I’d like to think that I don’t really see this as something scary and restricting, but rather as an exciting opportunity to try something new, and cook in ways I wouldn’t have tried otherwise. But the big challenge here is of course, TREATS. (Hey, if you’re going to write a novel in 30 days, you’re going to need a LOT of treats. You know, stuff you can nibble while typing, that will fuel you through sleepless nights when your characters won’t let you go to bed (ok, maybe not, after all, I have another MS to work on, and a normal day job every other day)). So because the job that really pays the bills (for now, anyway), is only every second day, so I’ll have time for writing in between, this means I’m not exactly rich. I’m on a rather tight budget, so there’s no money for lots of expensive gluten-free baked goods (3 times the normal price for a packet of Jaffa Cakes that taste less than the normal ones? Are you kidding me?). This means I had a big baking day, where I tried to make my own treats and breakfast foods (but mainly treats, to be honest), without dairy or wheat.

No real butter? No cream, milk, cheese, yoghurt, or white flour? How can you bake anything yummy with these restrictions challenges?

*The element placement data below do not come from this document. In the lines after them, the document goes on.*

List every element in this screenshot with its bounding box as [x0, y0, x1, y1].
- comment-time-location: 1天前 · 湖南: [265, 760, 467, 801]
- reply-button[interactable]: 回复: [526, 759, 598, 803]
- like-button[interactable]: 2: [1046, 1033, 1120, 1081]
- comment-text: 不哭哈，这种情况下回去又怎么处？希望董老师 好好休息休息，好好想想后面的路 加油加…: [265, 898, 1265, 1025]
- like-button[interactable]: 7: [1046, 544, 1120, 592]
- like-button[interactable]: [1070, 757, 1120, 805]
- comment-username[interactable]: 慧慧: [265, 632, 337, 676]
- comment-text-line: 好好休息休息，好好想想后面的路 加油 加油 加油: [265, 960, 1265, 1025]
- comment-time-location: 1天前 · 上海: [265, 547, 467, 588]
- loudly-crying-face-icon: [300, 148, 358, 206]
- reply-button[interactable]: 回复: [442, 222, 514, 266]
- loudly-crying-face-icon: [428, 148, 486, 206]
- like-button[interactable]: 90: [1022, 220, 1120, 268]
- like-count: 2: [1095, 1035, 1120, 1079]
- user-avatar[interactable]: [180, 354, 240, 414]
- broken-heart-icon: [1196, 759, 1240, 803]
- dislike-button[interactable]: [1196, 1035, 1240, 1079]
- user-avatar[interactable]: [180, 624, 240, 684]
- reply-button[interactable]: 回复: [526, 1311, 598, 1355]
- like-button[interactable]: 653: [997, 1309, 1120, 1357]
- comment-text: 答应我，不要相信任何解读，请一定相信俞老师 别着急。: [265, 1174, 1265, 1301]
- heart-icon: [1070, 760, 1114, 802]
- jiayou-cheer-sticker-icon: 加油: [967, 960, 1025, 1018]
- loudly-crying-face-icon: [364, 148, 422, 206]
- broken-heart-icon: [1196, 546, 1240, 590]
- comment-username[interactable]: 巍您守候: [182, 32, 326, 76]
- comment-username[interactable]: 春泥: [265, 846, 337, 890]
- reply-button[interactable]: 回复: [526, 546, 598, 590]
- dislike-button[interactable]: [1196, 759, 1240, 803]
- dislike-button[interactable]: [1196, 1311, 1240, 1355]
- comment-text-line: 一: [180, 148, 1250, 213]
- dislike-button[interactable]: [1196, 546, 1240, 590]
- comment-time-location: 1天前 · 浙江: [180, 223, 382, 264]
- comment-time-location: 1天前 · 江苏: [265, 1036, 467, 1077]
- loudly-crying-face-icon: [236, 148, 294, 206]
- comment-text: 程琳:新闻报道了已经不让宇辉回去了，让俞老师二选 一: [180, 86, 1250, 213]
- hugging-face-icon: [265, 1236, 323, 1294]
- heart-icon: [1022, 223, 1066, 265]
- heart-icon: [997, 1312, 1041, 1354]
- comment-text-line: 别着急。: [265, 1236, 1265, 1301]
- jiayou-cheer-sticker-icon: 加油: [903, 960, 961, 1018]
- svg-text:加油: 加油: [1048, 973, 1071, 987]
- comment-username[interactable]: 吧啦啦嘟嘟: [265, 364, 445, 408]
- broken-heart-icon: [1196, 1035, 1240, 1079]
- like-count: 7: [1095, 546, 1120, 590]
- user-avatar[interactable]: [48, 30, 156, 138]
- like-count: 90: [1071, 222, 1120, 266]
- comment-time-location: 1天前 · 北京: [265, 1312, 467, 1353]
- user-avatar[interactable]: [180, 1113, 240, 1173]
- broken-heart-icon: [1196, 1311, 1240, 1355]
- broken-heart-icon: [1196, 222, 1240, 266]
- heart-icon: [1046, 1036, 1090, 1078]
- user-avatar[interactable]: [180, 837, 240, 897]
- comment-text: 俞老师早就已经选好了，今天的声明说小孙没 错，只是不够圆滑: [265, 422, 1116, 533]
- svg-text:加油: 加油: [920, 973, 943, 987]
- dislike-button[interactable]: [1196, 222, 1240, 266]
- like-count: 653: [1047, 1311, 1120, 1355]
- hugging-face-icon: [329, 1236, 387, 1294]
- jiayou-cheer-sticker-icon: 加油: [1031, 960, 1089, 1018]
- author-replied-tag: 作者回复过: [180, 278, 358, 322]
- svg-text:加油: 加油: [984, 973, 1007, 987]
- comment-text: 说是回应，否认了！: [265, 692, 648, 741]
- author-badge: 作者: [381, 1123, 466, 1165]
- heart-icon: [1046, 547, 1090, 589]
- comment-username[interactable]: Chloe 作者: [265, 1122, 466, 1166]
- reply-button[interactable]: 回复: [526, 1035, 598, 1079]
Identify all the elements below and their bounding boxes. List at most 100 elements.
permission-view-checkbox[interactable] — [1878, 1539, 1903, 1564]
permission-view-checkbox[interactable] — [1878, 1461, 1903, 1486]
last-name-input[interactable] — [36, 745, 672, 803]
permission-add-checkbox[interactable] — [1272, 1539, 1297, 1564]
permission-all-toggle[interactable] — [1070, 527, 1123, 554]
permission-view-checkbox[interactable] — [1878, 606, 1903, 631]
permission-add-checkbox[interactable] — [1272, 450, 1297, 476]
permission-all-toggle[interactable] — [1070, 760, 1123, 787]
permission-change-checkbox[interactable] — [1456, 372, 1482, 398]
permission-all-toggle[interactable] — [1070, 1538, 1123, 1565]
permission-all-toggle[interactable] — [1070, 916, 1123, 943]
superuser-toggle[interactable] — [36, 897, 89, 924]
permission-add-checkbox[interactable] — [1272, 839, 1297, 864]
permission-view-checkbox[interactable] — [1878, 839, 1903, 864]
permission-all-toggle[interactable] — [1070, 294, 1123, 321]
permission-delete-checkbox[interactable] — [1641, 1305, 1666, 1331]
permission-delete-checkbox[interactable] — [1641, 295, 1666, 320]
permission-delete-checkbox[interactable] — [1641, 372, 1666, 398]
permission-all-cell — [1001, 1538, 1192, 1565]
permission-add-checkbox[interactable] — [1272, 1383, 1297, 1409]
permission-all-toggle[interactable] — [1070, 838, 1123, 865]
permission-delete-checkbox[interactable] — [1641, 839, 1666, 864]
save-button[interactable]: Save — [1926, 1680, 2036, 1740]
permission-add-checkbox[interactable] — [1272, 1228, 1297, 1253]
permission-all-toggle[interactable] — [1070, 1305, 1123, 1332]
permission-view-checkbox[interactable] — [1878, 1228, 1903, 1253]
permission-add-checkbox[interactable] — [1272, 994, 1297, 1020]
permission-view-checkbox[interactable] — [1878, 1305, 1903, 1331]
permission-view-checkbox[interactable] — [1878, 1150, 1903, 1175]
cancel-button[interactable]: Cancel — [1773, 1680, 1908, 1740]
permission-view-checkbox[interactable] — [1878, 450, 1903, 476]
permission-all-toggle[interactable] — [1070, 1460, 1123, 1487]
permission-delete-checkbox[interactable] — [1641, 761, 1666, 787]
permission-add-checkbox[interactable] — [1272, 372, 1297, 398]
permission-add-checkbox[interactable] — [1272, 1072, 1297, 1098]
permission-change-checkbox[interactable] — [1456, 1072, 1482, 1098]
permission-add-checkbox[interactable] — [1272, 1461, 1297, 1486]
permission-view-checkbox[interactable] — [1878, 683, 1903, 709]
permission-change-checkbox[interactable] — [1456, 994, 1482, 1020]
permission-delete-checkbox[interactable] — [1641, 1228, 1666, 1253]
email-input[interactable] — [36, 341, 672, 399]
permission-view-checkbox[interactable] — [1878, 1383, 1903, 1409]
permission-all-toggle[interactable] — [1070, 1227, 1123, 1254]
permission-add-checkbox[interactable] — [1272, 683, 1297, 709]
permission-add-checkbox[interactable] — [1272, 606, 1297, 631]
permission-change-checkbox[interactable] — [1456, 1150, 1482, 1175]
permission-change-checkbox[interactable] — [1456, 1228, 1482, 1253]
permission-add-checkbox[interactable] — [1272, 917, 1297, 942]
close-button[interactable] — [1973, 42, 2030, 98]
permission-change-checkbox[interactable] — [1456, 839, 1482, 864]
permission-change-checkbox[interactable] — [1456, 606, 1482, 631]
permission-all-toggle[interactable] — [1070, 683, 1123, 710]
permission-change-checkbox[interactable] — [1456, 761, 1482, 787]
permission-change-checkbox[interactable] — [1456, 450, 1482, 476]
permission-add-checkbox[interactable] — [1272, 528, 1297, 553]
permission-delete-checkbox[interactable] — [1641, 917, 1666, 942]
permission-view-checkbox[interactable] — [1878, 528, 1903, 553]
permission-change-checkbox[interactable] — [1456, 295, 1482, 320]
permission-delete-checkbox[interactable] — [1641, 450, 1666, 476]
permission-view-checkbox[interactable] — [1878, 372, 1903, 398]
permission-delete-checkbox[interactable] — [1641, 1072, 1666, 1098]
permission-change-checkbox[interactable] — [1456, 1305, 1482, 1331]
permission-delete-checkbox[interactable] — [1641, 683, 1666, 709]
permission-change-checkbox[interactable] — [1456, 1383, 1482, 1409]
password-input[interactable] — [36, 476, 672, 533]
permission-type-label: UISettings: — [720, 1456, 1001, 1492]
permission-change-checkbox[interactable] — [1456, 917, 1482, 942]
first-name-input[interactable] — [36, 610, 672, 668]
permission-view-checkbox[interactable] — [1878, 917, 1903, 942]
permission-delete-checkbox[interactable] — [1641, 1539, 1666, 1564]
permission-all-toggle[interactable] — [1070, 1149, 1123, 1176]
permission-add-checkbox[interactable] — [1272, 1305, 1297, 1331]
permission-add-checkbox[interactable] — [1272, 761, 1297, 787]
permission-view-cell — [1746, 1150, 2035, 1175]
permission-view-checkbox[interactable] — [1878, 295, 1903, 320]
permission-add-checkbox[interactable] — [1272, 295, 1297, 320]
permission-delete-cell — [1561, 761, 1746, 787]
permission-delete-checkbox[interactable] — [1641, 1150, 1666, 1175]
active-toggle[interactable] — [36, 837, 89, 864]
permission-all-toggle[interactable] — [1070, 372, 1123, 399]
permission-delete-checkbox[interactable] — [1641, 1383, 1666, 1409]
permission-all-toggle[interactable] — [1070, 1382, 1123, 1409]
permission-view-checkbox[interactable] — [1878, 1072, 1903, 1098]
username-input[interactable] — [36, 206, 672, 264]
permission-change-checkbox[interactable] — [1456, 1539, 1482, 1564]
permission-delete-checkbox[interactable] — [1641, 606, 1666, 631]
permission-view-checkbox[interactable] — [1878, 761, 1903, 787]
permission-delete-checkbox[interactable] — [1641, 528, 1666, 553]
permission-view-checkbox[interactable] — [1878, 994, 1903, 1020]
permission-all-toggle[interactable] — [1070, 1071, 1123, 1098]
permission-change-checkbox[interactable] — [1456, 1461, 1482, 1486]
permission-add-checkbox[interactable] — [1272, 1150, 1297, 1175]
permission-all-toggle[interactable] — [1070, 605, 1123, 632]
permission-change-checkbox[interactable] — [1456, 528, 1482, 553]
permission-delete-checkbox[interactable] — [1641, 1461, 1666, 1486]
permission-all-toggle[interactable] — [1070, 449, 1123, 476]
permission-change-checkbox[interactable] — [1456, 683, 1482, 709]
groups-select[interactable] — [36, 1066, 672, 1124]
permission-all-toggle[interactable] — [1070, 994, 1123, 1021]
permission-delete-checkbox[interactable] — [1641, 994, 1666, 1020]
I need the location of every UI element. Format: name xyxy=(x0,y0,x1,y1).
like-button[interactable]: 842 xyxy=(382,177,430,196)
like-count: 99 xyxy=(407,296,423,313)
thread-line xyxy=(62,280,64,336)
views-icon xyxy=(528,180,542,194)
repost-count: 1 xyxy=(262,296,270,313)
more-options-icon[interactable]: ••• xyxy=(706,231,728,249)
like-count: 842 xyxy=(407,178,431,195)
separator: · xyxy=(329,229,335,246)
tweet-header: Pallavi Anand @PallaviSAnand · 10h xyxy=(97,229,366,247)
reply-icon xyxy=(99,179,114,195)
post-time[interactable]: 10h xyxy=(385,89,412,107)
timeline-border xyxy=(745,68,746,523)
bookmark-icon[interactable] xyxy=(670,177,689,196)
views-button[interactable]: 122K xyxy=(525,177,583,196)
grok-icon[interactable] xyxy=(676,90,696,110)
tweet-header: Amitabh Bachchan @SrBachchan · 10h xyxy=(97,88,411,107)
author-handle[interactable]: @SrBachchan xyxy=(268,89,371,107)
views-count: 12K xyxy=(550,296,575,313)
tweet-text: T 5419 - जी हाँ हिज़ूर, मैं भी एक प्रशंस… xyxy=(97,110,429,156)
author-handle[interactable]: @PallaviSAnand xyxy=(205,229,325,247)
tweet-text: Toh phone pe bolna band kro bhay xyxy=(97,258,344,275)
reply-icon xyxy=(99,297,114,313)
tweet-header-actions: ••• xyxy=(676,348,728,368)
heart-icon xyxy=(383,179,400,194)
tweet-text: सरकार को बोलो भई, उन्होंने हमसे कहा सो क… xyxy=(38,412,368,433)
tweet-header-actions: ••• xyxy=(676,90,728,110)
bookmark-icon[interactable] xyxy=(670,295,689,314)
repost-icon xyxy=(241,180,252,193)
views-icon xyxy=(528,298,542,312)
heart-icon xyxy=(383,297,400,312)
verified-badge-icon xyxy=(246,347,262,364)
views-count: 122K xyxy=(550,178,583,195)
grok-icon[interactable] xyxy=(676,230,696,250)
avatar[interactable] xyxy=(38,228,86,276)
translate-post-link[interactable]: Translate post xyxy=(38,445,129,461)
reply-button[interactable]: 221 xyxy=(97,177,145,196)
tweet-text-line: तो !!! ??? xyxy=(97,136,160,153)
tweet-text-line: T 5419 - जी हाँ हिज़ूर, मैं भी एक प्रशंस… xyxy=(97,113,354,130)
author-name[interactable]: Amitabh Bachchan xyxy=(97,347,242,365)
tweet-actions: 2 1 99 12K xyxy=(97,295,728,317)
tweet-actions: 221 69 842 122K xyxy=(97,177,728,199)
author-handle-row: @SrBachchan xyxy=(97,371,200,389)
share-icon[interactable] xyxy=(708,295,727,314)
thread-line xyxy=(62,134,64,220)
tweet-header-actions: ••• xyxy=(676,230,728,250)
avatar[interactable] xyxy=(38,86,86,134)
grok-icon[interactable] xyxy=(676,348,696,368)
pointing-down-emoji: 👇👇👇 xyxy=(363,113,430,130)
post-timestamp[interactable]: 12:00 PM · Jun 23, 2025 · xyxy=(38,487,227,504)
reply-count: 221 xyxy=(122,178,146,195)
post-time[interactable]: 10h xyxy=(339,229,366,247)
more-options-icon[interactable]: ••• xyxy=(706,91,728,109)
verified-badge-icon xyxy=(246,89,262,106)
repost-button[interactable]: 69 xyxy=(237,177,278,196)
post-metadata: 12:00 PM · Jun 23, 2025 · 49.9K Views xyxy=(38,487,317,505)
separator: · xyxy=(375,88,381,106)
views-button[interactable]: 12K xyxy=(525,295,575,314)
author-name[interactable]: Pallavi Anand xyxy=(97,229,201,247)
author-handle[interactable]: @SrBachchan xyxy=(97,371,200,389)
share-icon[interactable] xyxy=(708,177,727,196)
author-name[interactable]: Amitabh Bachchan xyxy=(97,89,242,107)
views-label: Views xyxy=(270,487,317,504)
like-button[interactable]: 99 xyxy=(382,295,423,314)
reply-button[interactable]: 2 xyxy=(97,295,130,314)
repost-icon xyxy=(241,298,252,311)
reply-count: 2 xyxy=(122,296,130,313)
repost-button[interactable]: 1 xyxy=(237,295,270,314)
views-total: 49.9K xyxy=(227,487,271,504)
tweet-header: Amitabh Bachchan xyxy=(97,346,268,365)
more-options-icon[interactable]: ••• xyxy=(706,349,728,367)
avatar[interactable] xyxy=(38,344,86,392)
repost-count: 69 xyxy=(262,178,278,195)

Very soon, there will be a big, bold Baking Bonanza Blog post, in which you will find out whether I succeeded in making anything edible.

 

 

PS. Bedtime reading!

I’ve finished The Book of Negroes (which, I’ve discovered, is called Someone Knows My Name in the US, because the word Negro just wouldn’t fly there, even though the title is lifted from a historical document which is vital to the story). The last time I mentions it, I said it was a bit of an anitclimax after The Book of Night Women (written by the extremely talented Marlon James), and I know why -the latter is written in such a rich, evocative, almost hypnotic language, that it makes other books seem almost simplistically written in comparison. However, that is not the case with The Book of Negroes, which is actually written in a straighforward, et sometimes lyrical style. It just took some ‘acclimatizing’ to normal English again after the ‘vernacular’ of The Book of Night Women. (I think the language and writing style might merit its own blog post at some point, because it made me think a lot about writing voive.) And I highly recommend both books – the suck you into their worlds and make you care about their (very different) protagonists.

Now, I’m going to start The Long Song by Andrea Levy, and hope it lives up to these two! Also, I’d love reading recommendations! (Not just about slavery! Although it might seem like I read about nothing else at the moment. I’m open to anything, although I have a fondness for well told historicals, magical realism, and realistic/urban/historical fantasy.)